FRIENDS describe Ritchie, a black belt in karate and judo, as “powerfully charismatic.”
Kabbalah advocates the “spiritual supremacy of women over men.” It’s not hard to see why it appeals to Madonna.
“Kabbalah,” Madonna has said, “helped me understand that there is a bigger picture.
“I was raised to believe that the privilege of being American means you can be whatever you want. But the question is, to what end? What’s the point of reaching the top?”
Not everyone is convinced that kabbalah is anything more than a fashionable cult.
Rabbi Barry Marcus, of the respected Central London Synagogue, says: “Kabbalah is not what it appears to be.

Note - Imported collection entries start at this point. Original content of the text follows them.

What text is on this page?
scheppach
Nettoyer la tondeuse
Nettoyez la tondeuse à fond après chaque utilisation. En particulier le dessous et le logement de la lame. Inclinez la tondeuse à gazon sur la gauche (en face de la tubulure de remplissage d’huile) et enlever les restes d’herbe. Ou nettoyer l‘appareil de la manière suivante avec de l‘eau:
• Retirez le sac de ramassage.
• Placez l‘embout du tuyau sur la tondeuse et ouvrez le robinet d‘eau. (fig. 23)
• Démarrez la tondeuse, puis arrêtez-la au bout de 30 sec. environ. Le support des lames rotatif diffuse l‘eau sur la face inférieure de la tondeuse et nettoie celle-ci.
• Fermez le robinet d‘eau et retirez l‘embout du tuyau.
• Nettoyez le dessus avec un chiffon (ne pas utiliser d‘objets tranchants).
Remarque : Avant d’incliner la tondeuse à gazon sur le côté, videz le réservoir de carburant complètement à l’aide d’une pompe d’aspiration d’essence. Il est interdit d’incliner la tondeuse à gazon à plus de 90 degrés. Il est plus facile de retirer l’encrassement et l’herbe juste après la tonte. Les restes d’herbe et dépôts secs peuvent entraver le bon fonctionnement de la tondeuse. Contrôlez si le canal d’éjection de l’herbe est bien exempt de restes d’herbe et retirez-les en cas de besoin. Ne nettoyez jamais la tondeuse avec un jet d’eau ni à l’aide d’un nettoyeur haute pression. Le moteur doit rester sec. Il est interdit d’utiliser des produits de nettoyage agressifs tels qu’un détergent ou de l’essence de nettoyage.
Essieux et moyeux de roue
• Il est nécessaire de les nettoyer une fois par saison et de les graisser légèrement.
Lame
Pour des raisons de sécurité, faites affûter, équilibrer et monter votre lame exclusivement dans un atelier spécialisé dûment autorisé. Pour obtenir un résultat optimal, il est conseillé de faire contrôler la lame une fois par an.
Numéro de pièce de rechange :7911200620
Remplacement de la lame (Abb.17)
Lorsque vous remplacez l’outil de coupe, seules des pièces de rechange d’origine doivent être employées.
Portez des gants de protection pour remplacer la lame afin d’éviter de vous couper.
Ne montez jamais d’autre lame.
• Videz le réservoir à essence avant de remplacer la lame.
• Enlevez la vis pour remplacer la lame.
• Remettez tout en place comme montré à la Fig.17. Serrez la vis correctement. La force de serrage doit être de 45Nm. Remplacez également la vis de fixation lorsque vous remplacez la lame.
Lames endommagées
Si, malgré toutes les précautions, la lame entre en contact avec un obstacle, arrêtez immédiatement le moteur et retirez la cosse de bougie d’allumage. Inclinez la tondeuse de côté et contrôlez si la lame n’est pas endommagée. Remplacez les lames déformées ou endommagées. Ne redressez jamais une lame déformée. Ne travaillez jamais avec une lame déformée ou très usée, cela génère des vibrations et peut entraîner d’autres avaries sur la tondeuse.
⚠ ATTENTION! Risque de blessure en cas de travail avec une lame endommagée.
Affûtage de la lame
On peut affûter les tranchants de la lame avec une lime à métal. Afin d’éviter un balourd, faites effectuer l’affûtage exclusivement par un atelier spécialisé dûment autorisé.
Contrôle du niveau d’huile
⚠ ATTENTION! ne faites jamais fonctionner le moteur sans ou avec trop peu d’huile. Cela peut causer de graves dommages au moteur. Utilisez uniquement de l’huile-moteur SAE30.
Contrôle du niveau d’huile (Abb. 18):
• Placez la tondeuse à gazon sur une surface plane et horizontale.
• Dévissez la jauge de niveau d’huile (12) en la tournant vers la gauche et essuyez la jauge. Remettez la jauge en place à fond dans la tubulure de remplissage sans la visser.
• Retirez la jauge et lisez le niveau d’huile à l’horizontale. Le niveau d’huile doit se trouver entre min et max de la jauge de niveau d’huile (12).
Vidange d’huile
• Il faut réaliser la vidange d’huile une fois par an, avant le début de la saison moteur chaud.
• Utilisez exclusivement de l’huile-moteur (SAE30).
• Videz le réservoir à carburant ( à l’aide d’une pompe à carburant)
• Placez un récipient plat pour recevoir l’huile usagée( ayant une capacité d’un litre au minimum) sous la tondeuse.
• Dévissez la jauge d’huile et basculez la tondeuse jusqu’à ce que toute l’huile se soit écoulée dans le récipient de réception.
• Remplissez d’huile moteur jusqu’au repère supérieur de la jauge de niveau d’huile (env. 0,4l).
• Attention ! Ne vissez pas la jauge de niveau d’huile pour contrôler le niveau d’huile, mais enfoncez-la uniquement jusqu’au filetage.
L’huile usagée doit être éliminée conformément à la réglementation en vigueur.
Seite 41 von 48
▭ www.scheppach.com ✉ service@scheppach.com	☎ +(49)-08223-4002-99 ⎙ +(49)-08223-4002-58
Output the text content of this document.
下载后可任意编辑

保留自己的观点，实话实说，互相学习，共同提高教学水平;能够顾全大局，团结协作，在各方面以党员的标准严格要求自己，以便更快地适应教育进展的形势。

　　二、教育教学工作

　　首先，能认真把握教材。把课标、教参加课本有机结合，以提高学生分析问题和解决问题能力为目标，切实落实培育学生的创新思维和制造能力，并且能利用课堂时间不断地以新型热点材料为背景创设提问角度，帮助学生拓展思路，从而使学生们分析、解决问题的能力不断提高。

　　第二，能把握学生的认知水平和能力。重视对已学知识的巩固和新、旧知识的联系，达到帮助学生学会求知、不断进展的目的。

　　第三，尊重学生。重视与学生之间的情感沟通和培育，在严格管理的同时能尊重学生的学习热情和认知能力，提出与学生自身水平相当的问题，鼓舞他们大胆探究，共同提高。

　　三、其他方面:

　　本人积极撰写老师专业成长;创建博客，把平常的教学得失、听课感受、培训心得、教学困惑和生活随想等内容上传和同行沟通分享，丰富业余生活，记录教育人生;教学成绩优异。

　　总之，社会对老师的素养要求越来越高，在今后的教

“They are using techniques found in cults to suck people in. Their centers are in rich areas to attract people with money. There is no spiritual dimension whatsoever.”
This is the kind of thing that leaves Ritchie “scratching my head. I can only assume that some people hate what they don’t understand.”
But is it a cult?
“Kabbalah actively encourages you to continually ask questions, so it is actually the very antithesis of a cult.”
But no serious-minded philosophy needs Britney Spears as one of its most famous exponents, right?
“They [the kabbalah] target celebrities because they want the publicity and to spread the word,” says Ritchie. “We don’t all hang out together. Some of them are very committed, others not so.”
Ritchie does admit that his wife and he have different approaches.
“She’s more into the spiritual stuff,” he says, “while I’m more interested in the scientific side of things.”
Is it true, then, that kabbalah devotees are given specially chosen alternative names? (Madonna apparently now goes by the name Esther.)
“Never heard of this alternative-name thing,” he laughs. “Next?”
How much does it cost to join? The celebs are being asked to give up large proportions of their salaries, aren’t they?
“After six years of receiving all this wisdom, she [Madonna] never received any kind of bill from anyone,” Ritchie insists. “In fact, I am completely unaware of any manipulation of anyone’s money.”